Vectors are fundamental building blocks in 3D space. They help represent points and directions. In three-dimensional geometry, a vector is defined by three components:

• An x-component
• A y-component
• An z-component

Each of these components corresponds to one of the three spatial dimensions. Consider a vector \(\overrightarrow{AB}\), formed from point A to point B. If A has coordinates \( (x_1, y_1, z_1) \) and B has \( (x_2, y_2, z_2) \), the vector \(\overrightarrow{AB}\) can be calculated as \((x_2-x_1, y_2-y_1, z_2-z_1)\).
For example, to find vector \(\overrightarrow{PQ}\) from P to Q in a plane, you'd use the given points in the original exercise. Given point P as \( (6,1,1) \) and Q as \( (3,2,0) \), the vector \(\overrightarrow{PQ} = (3-6, 2-1, 0-1) = (-3,1,-1)\). This formalizes the idea of moving from one point to another in 3D space. Understanding vectors is crucial because they allow us to define directions and magnitudes of movement in this multi-dimensional setting.
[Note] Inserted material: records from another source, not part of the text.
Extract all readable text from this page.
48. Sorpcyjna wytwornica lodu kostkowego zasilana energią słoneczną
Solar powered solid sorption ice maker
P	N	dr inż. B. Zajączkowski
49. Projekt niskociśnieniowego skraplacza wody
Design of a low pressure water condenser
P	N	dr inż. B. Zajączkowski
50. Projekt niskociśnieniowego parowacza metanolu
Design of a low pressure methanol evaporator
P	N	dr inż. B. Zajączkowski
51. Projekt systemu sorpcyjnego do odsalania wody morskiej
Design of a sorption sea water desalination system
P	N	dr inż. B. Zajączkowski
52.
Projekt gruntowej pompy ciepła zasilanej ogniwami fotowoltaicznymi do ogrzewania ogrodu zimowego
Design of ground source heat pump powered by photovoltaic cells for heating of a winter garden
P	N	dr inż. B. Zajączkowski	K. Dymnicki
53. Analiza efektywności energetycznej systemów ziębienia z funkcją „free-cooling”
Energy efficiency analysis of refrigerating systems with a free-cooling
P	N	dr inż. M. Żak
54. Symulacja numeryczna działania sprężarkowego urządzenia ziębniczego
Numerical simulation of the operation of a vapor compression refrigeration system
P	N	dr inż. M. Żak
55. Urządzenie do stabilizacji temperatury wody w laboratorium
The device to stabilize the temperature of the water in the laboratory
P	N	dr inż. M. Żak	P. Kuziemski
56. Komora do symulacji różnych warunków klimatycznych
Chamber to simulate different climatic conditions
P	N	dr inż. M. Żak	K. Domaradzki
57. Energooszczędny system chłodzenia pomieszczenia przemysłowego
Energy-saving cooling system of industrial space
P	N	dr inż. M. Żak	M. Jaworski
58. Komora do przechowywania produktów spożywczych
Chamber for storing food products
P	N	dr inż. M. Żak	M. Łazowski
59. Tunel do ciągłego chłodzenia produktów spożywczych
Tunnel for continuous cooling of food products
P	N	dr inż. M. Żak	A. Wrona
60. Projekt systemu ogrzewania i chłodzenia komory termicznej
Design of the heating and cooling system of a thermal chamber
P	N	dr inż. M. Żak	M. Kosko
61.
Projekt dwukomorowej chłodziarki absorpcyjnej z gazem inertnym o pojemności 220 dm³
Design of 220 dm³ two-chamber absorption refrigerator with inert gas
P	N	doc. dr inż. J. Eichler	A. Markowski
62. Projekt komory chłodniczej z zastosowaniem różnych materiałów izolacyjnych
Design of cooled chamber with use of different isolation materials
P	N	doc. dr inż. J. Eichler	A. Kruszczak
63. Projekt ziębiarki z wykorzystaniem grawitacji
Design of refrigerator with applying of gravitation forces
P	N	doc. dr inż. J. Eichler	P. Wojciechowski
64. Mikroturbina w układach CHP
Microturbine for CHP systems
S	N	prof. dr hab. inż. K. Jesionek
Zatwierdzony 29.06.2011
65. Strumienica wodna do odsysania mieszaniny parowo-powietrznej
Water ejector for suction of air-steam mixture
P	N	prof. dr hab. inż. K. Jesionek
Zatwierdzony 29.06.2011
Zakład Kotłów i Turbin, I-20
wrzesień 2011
The cross product is a powerful operation in vector algebra for finding a vector that is perpendicular to two given vectors. This is particularly useful in establishing the normal, or orthogonal, vector to a plane.
Given two vectors \(\overrightarrow{u}\) and \(\overrightarrow{v}\) in 3D, their cross product \((\overrightarrow{u} \times \overrightarrow{v})\) is a new vector, denoted by: \[\overrightarrow{u} \times \overrightarrow{v} = \begin{vmatrix}i & \mathbf{j} & \mathbf{k} \u_1 & u_2 & u_3 \v_1 & v_2 & v_3\end{vmatrix}\]
This determinant calculates to: \[(u_2v_3 - u_3v_2)\mathbf{i} - (u_1v_3 - u_3v_1)\mathbf{j} + (u_1v_2 - u_2v_1)\mathbf{k}.\]
In the context of the original exercise, finding the normal vector of the plane involved computing the cross product of vectors \(\overrightarrow{PQ}\) and \(\overrightarrow{PR}\). The result \((-2, 3, -3)\) reflects a direction perpendicular to both input vectors, thus serving as the normal vector to the plane through the points P, Q, and R.
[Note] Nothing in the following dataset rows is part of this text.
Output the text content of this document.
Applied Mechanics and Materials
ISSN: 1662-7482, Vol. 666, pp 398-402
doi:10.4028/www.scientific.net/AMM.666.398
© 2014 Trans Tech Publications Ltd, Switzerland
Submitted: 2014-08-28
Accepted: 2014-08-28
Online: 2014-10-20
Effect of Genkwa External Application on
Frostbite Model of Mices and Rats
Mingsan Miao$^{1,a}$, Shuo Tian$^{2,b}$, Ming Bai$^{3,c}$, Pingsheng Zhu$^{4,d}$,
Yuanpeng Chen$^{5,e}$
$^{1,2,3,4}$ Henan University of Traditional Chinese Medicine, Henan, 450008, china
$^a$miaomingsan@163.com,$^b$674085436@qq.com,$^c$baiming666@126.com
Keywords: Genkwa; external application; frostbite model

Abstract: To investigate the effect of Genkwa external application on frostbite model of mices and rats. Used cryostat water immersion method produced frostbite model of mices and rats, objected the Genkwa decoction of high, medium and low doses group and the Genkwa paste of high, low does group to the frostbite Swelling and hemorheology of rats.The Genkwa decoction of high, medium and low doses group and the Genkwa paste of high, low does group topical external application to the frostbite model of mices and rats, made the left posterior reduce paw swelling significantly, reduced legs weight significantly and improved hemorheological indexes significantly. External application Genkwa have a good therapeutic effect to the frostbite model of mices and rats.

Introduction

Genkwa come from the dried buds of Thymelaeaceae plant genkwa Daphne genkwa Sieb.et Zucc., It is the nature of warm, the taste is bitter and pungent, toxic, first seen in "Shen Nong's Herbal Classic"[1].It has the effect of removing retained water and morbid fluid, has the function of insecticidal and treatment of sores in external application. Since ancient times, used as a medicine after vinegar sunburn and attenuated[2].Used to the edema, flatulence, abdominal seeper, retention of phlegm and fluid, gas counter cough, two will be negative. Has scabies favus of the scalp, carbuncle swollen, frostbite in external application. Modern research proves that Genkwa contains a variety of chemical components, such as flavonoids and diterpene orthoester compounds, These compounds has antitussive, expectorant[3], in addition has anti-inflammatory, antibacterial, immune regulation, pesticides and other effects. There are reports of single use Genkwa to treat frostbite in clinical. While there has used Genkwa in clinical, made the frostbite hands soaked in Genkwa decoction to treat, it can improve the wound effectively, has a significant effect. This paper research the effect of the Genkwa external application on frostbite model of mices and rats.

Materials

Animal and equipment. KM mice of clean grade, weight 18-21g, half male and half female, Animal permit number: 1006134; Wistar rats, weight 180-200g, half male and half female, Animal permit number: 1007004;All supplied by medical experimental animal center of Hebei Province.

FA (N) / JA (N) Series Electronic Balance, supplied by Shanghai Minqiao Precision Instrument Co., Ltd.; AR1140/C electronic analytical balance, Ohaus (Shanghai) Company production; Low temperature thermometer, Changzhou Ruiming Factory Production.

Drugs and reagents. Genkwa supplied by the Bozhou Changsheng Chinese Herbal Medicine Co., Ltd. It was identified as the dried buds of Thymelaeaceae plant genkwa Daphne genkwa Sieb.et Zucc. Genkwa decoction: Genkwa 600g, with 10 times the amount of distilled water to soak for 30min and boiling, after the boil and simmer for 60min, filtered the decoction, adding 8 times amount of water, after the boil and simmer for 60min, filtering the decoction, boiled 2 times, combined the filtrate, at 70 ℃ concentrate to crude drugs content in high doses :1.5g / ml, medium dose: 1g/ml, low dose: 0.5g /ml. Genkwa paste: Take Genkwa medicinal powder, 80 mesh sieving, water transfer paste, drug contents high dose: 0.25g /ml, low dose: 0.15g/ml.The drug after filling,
To define a plane in 3D space, we often use the point-normal form of the equation of a plane. This form requires a known point on the plane and a normal vector, which is perpendicular to the plane.
The general equation of a plane in point-normal form is \[a(x - x_0) + b(y - y_0) + c(z - z_0) = 0\] where \(a, b,\) and \(c\) are the components of the normal vector and \( (x_0, y_0, z_0) \) are the coordinates of the point on the plane.
For the plane containing points \(P(6,1,1), Q(3,2,0),\) and \(R(0,0,0)\), we used the normal vector \((-2, 3, -3)\). Taking point \(P(6,1,1)\), the equation of the plane becomes:
\[-2(x - 6) + 3(y - 1) - 3(z - 1) = 0\]
Expanding and simplifying gives us the final plane equation \(-2x + 3y - 3z = -12\). This tells us that any point \( (x, y, z) \) on this plane satisfies this equation, aligning perfectly with the derived normal vector.